Changing Planes
- Cover of the first edition
- Author: Ursula K. Le Guin
- Illustrator: Eric Beddows
- Language: English
- Genre: Science fiction
- Publisher: Harcourt Inc.
- Publication date: 2003
- Publication place: United States
- Media type: Print (hardback & paperback)
- Pages: 246 pp
- ISBN: 0-15-100971-6
- OCLC: 50643645

= Changing Planes =

2003 collection of short stories by Ursula K. Le Guin

Changing Planes is a 2003 collection of short stories by Ursula K. Le Guin. Each chapter describes a different world and the society that inhabits it; these societies share similarities to Earth's cultures in some respects, but they may be notably dissimilar in other respects. Many of the chapters are brief vignettes or ethnographic profiles of the societies they describe.

Changing Planes won the Locus Award for Best Collection in 2004.

==Concept and analysis==
The conceit of the collection, described in the first story, "Sita Dulip's Method", is based on a pun that ties the book together: that the low-level discomfort of forced confinement in an airport while changing planes can, in fact, cause one to change from one "plane" of reality to another. Because of the different flow of time in other planes, one can spend a week visiting another plane and return in time to make a connecting flight on this plane.

One scholar notes that the stories explore an underlying, unifying theme around the "inherent difficulties in translations and understanding other cultures."

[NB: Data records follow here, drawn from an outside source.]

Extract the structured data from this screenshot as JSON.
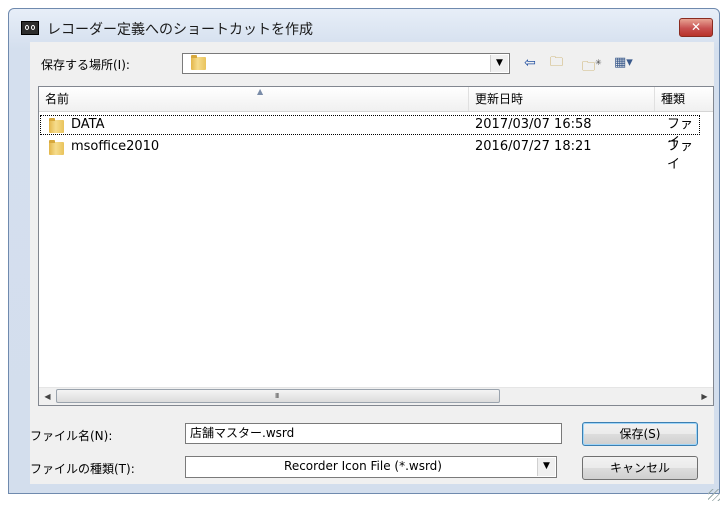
{
  "window": {
    "title": "レコーダー定義へのショートカットを作成",
    "close_label": "✕"
  },
  "location": {
    "label": "保存する場所(I):",
    "value": ""
  },
  "toolbar": {
    "back_icon": "back-arrow-icon",
    "up_icon": "up-folder-icon",
    "new_folder_icon": "new-folder-icon",
    "view_menu_icon": "view-menu-icon"
  },
  "list": {
    "columns": [
      "名前",
      "更新日時",
      "種類"
    ],
    "rows": [
      {
        "name": "DATA",
        "date": "2017/03/07 16:58",
        "type": "ファイ"
      },
      {
        "name": "msoffice2010",
        "date": "2016/07/27 18:21",
        "type": "ファイ"
      }
    ]
  },
  "filename": {
    "label": "ファイル名(N):",
    "value": "店舗マスター.wsrd"
  },
  "filetype": {
    "label": "ファイルの種類(T):",
    "value": "Recorder Icon File (*.wsrd)"
  },
  "buttons": {
    "save": "保存(S)",
    "cancel": "キャンセル"
  }
}
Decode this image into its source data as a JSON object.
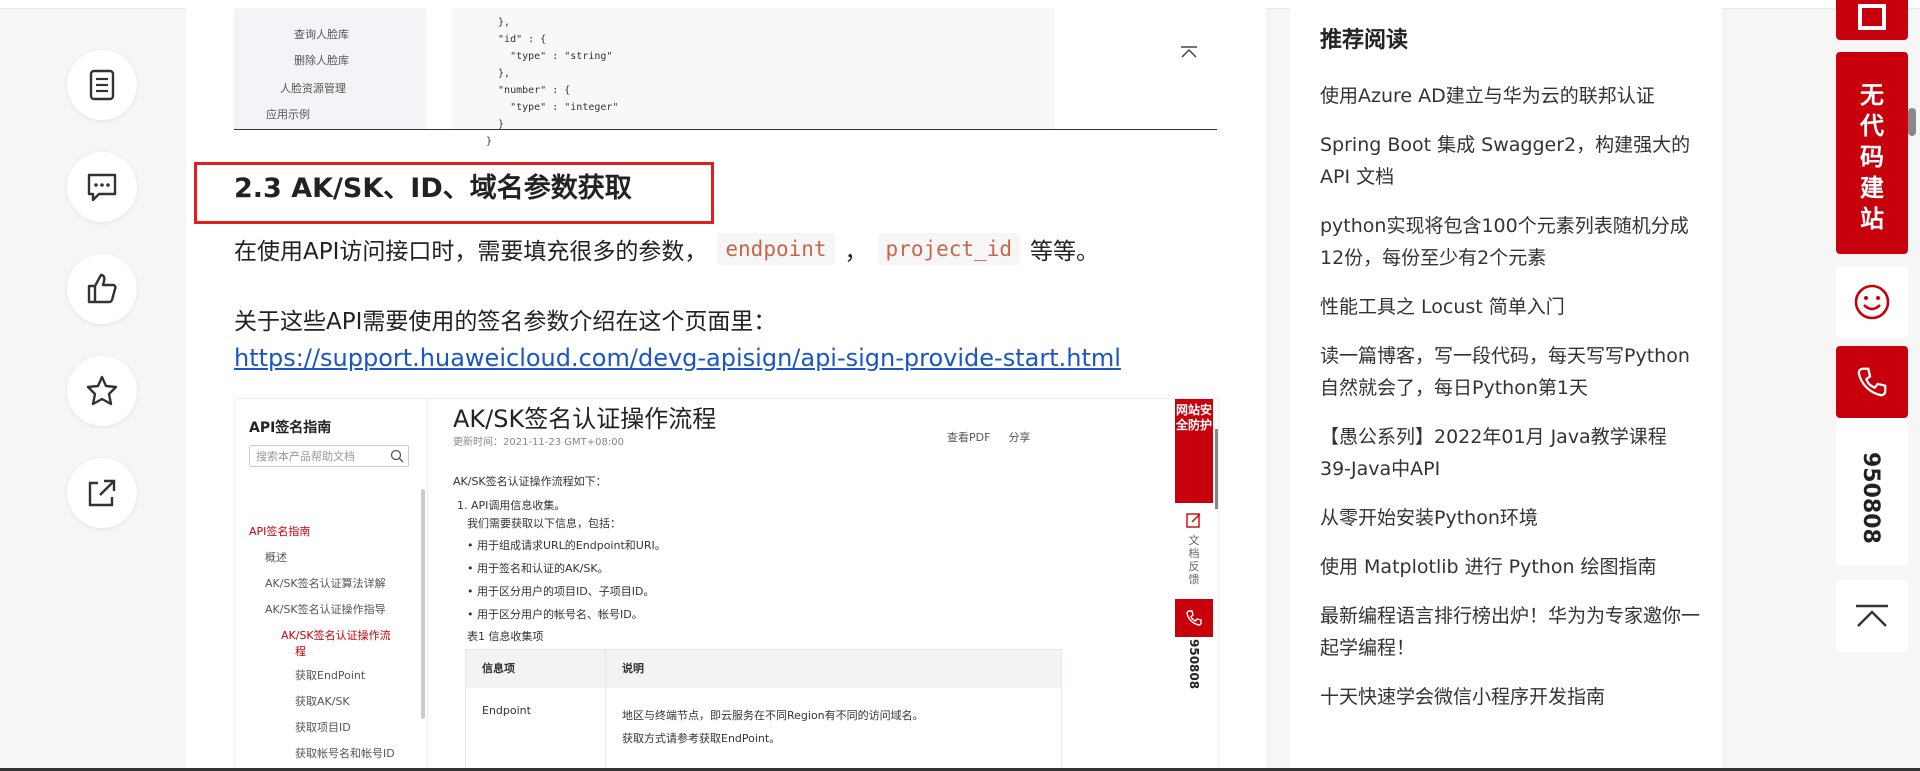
{
  "left_actions": [
    {
      "name": "toc-icon",
      "label": "目录"
    },
    {
      "name": "comment-icon",
      "label": "评论"
    },
    {
      "name": "like-icon",
      "label": "点赞"
    },
    {
      "name": "star-icon",
      "label": "收藏"
    },
    {
      "name": "share-icon",
      "label": "分享"
    }
  ],
  "code_snippet": {
    "nav_items": [
      "查询人脸库",
      "删除人脸库",
      "人脸资源管理",
      "应用示例"
    ],
    "code": "  },\n  \"id\" : {\n    \"type\" : \"string\"\n  },\n  \"number\" : {\n    \"type\" : \"integer\"\n  }\n}"
  },
  "article": {
    "heading": "2.3 AK/SK、ID、域名参数获取",
    "para1_prefix": "在使用API访问接口时，需要填充很多的参数，",
    "chip1": "endpoint",
    "para1_sep": "，",
    "chip2": "project_id",
    "para1_suffix": "等等。",
    "para2": "关于这些API需要使用的签名参数介绍在这个页面里：",
    "link": "https://support.huaweicloud.com/devg-apisign/api-sign-provide-start.html"
  },
  "doc_shot": {
    "nav_title": "API签名指南",
    "search_placeholder": "搜索本产品帮助文档",
    "nav_items": [
      "API签名指南",
      "概述",
      "AK/SK签名认证算法详解",
      "AK/SK签名认证操作指导",
      "AK/SK签名认证操作流",
      "程",
      "获取EndPoint",
      "获取AK/SK",
      "获取项目ID",
      "获取帐号名和帐号ID"
    ],
    "title": "AK/SK签名认证操作流程",
    "date": "更新时间：2021-11-23 GMT+08:00",
    "tool_pdf": "查看PDF",
    "tool_share": "分享",
    "lines": [
      "AK/SK签名认证操作流程如下：",
      "1. API调用信息收集。",
      "我们需要获取以下信息，包括：",
      "• 用于组成请求URL的Endpoint和URI。",
      "• 用于签名和认证的AK/SK。",
      "• 用于区分用户的项目ID、子项目ID。",
      "• 用于区分用户的帐号名、帐号ID。",
      "表1 信息收集项"
    ],
    "table_headers": [
      "信息项",
      "说明"
    ],
    "table_row": [
      "Endpoint",
      "地区与终端节点，即云服务在不同Region有不同的访问域名。",
      "获取方式请参考获取EndPoint。"
    ],
    "side_red": "网站安全防护",
    "side_feedback": "文档反馈",
    "side_phone": "950808"
  },
  "recommend": {
    "title": "推荐阅读",
    "items": [
      "使用Azure AD建立与华为云的联邦认证",
      "Spring Boot 集成 Swagger2，构建强大的 API 文档",
      "python实现将包含100个元素列表随机分成12份，每份至少有2个元素",
      "性能工具之 Locust 简单入门",
      "读一篇博客，写一段代码，每天写写Python自然就会了，每日Python第1天",
      "【愚公系列】2022年01月 Java教学课程 39-Java中API",
      "从零开始安装Python环境",
      "使用 Matplotlib 进行 Python 绘图指南",
      "最新编程语言排行榜出炉！华为为专家邀你一起学编程！",
      "十天快速学会微信小程序开发指南"
    ]
  },
  "right_float": {
    "nocode": "无代码建站",
    "phone": "950808"
  },
  "colors": {
    "brand_red": "#c7000b",
    "link_blue": "#1a56c4",
    "box_red": "#e02020"
  }
}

The literary style of the collection has been compared to that of Jonathan Swift and Jorge Luis Borges.

==Contents==
- "Sita Dulip's Method"
Introduction to the premise of the volume.
- "Porridge on Islac"
About a society which has taken genetic engineering to extremes. This story features a woman whose genome is partly maize.
- "The Silence of the Asonu"
About a people who do not speak as adults and the visitors from Earth who seek meaning in their silence and their rare utterances.
- "Feeling at Home with the Hennebet"
About a people whose society is based on a concept of "living multiple lives", which is never completely explained.
- "The Ire of the Veksi"
About a culture of people who are angry most of the time, and its ramifications, such as sulking and war.
- "Seasons of the Ansarac"
About a planet with very long years (about 24 Earth years), within each of which its people migrate to and from the mountains in the north; based on the migration patterns of ospreys.
- "Social Dreaming of the Frin"
About a society where dreams are shared telepathically and the unconscious is the collective unconscious.
- "The Royals of Hegn"
About a country where almost everyone is royalty, and the one family of commoners is treated as celebrities.
- "Woeful Tales from Mahigul"
Includes four tales: "Dawodow the Innumerable", about a narcissistic and tyrannical emperor who both loved and hated himself; "The Cleansing of Obtry", about a region marked by religious conflict; "The Black Dog", that tells the story of a mysterious black dog that drove two tribes into mayhem; and "The War for the Alon", about two city-states that destroyed themselves over a small piece of land each claimed by divine right.
- "Great Joy"
About a plane that has been turned into a collection of holiday-themed resorts by an Earth-based corporation.
- "Wake Island"
About a population of people genetically engineered not to need sleep, who never fully achieve consciousness.
- "The Nna Mmoy Language"
About the complexities of language in a world where every living thing unnecessary to human life has been removed. These people have replaced biodiversity with language.
- "The Building"
About a global society which is organized around the endless construction of a building. These nomads invest tremendous resources creating an uninhabited, labyrinthine castle.
- "The Fliers of Gy"
About a plane of feathered people, a few of whom develop wings and yet such happening is considered a misfortune, and the wings a disability.
- "The Island of the Immortals"
About a visit to an island that is said to be inhabited by immortals.
- "Confusions of Uñi"
About a plane where reality seems to shift unpredictably.